И действительно, весна пришла, а мне ее и не надо. По воскресеньям брожу кое-где по недалеким окрестностям, по лесу, вижу, последний снег уже съело даже в темных овражках. Лужи на полянах озерами стояли, а теперь только сырая земля под сапогами чавкает, березы выкинули свои листочки с ноготок ростом — все это я отмечаю, и все мне ни к чему: однако, наверное, что-то копилось, копилось во мне. Тикало потихоньку, как в будильнике, и вдруг щелкнуло, подошел такой час. Смешно даже, от какого пустяка. Бродил я по лесу и вдруг слышу: кукушка!.. Высвистывает в свою пустую глиняную дудочку, где-то высоко в зеленой листве. И все мое зимнее одеревенение, все тупое беспамятство поползло с меня, точно гнилой мешок с головы, распался клочьями, освободил мне глаза и уши. И я опомнился. Мне стало жизни жалко. Как же так? Почему же я так себя стал презирать, точно вижу себя не своими, а чужими подозрительными глазами? Правда, похоже, я как-то себе сам перестал с некоторого времени верить. И вот вдруг: кукушка! Ведь и у меня была когда-то своя совсем другая весна в далекой прежней, безвозвратной довоенной жизни — я уже однажды стоял так же в лесу и вот точно так же услышал, вслушался и, оказывается, запомнил кукушкину дудочку.

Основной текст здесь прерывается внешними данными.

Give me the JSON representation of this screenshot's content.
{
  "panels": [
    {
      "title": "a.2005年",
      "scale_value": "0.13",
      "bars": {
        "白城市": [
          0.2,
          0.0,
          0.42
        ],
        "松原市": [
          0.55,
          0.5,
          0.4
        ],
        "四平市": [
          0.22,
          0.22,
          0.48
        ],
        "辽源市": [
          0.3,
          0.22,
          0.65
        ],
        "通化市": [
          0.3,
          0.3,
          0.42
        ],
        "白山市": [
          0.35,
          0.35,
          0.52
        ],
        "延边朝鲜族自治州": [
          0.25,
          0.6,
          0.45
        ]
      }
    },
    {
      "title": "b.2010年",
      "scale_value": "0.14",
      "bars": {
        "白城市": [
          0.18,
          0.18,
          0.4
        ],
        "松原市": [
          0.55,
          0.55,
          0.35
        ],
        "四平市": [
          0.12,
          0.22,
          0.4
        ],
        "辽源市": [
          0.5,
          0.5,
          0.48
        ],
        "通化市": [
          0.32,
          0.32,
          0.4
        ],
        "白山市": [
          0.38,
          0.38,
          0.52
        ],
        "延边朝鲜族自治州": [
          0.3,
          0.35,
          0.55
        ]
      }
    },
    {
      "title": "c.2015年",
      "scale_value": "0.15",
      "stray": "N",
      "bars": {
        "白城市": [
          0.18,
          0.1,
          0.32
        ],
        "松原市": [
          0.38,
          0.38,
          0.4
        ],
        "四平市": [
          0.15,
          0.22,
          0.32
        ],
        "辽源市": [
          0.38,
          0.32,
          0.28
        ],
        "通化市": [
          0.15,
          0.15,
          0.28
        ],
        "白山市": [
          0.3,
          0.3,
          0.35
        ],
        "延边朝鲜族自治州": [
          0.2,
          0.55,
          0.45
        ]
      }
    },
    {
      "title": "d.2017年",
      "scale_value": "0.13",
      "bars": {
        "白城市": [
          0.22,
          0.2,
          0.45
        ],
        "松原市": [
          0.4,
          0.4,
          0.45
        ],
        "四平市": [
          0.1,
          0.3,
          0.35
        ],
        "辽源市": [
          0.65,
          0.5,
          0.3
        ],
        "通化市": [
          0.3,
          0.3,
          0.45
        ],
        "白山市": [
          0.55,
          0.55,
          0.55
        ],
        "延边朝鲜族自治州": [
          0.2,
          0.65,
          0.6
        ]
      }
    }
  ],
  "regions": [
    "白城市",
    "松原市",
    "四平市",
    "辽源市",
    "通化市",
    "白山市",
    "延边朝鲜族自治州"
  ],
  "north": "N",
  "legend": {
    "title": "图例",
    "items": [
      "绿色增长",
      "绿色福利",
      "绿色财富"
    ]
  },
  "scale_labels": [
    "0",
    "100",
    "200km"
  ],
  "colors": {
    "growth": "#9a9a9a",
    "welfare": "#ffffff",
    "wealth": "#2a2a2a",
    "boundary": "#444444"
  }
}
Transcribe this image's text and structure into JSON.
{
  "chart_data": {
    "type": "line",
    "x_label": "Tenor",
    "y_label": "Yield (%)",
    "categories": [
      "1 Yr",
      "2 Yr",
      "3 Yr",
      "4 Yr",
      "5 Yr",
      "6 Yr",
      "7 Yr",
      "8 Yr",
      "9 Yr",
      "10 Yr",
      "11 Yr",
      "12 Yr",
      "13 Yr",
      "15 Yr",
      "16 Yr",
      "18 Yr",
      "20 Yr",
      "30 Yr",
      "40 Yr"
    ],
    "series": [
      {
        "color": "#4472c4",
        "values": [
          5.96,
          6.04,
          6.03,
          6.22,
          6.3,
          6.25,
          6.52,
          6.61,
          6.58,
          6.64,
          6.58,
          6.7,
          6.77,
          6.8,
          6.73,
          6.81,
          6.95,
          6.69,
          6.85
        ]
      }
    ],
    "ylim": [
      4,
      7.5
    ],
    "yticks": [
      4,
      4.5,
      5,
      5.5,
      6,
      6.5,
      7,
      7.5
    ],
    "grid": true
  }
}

Это, я замечал, бывает — один какой-нибудь раз, день или час из всех ударит, как прямое попадание, и на всю жизнь.
Был у меня в самом далеком далеке такой день: только что топоры кончили стучать, плотники распрощались и ушли совсем, и после них удивительная осталась тишина, и вот тогда я и услышал: в холодном воздухе невидимо высвистывает дудочка. Подсыхает сырая земля на поляне, вся в стружках, в свежих щепках, а посредине стоит мой только что срубленный дом, все только-только доделанное, едва успели навесить последние двери, вставили рамы, покрыли шифером крышу и в первый раз затопили едва просохшую печь. Из трубы побежал первый голубой дымок, лениво пополз вверх, путаясь в мелкой листве осинника.